Tiba-tiba kakek yang berpakaian putih dan rambutnya yang putih digelung ke atas itu sudah berkelebat dan nampak bayangan putih, tahu-tahu pukulan yang dilepaskan Thay Si Lama ke arah dua orang pemuda itu telah tertangkis.
"Dukkk!"
Dua lengan bertemu dan akibatnya, Thay Si Lama terdorong ke belakang dan terhuyung. Kini mereka berdua berdiri menghadapi tosu itu dan muka Thay Si Lama yang bopeng itu menjadi merah padam.
"Omitohud, bagus sekali! Sekarang Pek In Tosu unjuk gigi dan melawan kami!"
Kata Thay Ku Lama si muka codet sambil menyeringai mengejek.
"Mengapa tadi pura-pura alim dan sama sekali tidak melakukan perlawanan?"
"Siancai....! Sudah puluhan tahun kami para pertapa mencoba untuk melenyapkan semua bentuk nafsu, dan kami pantang mempergunakan kekerasan. Akan tetapi, melihat betapa kalian hendak membunuh dua orang muda yang sama sekali tidak berdosa, bagaimana mungkin pinto mendiamkannya saja? Kalian telah menghajar dua orang bocah ini untuk kelancangan mereka, akan tetapi kenapa hendak kalian bunuh? Apakah kalian juga sudah siap untuk menentang Kun-lun-pai?"
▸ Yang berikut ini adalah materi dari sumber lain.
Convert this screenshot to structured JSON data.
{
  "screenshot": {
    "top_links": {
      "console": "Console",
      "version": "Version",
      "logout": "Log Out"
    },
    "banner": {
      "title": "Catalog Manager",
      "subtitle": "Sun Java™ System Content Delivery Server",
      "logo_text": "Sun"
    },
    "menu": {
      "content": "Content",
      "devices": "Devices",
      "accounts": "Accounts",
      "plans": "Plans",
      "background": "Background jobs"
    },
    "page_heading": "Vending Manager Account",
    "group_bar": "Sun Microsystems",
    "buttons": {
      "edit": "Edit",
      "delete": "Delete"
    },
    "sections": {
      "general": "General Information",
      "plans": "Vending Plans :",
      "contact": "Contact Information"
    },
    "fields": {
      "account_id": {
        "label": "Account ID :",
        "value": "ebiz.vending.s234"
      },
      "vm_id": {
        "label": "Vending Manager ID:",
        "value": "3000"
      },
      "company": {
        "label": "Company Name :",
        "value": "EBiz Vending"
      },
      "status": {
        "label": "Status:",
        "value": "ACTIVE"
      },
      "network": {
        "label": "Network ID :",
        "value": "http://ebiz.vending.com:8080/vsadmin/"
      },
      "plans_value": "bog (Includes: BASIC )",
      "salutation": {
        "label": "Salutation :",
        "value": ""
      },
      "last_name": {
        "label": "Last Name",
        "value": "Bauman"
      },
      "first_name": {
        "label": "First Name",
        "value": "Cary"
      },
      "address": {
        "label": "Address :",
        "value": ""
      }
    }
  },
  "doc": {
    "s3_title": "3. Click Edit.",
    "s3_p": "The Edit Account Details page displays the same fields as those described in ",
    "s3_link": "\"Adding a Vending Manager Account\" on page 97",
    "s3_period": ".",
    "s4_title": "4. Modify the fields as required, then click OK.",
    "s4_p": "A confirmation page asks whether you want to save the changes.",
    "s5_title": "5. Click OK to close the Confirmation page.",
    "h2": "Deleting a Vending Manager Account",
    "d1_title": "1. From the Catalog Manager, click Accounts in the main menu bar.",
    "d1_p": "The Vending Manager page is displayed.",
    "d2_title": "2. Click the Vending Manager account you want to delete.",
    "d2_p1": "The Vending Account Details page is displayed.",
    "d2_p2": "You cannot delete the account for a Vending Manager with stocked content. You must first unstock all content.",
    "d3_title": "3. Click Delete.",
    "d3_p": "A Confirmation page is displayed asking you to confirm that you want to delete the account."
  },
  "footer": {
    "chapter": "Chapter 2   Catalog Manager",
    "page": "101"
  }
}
"Pek In Tosu, semua orang tahu bahwa engkau adalah seorang di antara Himalaya Sam Lojin yang kabarnya memiliki ilmu kesaktian luar biasa. Akan tetapi jangan mengira kami Lima Harimau Tibet akan gentar menghadapimu. Nah, keluarkanlah kesaktianmu karena kami hendak membunuh engkau dan juga dua orang bocah ini!"
Kata Thay Ku Lama dan pendeta Lama yang mukanya codet dan perutnya gendut itu tiba-tiba memasang kuda-kuda yang aneh, yaitu seperti orang berjongkok, kedua lengan ditekuk dengan tangan membentuk cakar, telentang di kanan kiri dada, dan perutnya yang gendut itu makin lama semakin menggembung ketika dia menyedot napas sebanyaknya sampai keluar suara angin berdesis. Lalu dari dalam perutnya terdengar suara "kok-kok!"
Dan kedua tangan yang tadinya telentang itu kini menelungkup perlahan-lahan, seluruh tubuhnya tergetar dan seluruh syarafnya menegang karena dia siap melancarkan pukulan maut yang amat dahsyat.
Agaknya, menghadapi seorang di antara Himalaya Sam Lojin, Lama yang mukanya codet dan perutnya gendut ini hendak mengeluarkan ilmu simpanannya agar dengan sekali pukul atau sekali serang dia sudah akan mampu merobohkan lawannya yang dia duga tentu lihai sekali. Diam-diam Pek In Tosu terkejut. Dia sudah pernah mendengar akan ilmu yang kini diperlihatkan lawannya itu. Itu adalah sejenis pukulan jarak jauh yang mengandalkan sin-kang dan khi-kang, yang dinamakan Hek-in Tai-hong-ciang (Tangan Sakti Awan Hitam dan Badai). Dari perut gendut yang menggem-bung itulah datangnya dorongan tenaga sakti yang amat ampuh. Maklum bahwa lawan telah mengeluarkan ilmu simpanannya, siap menyerangnya, Pek In Tosu berkata lembut.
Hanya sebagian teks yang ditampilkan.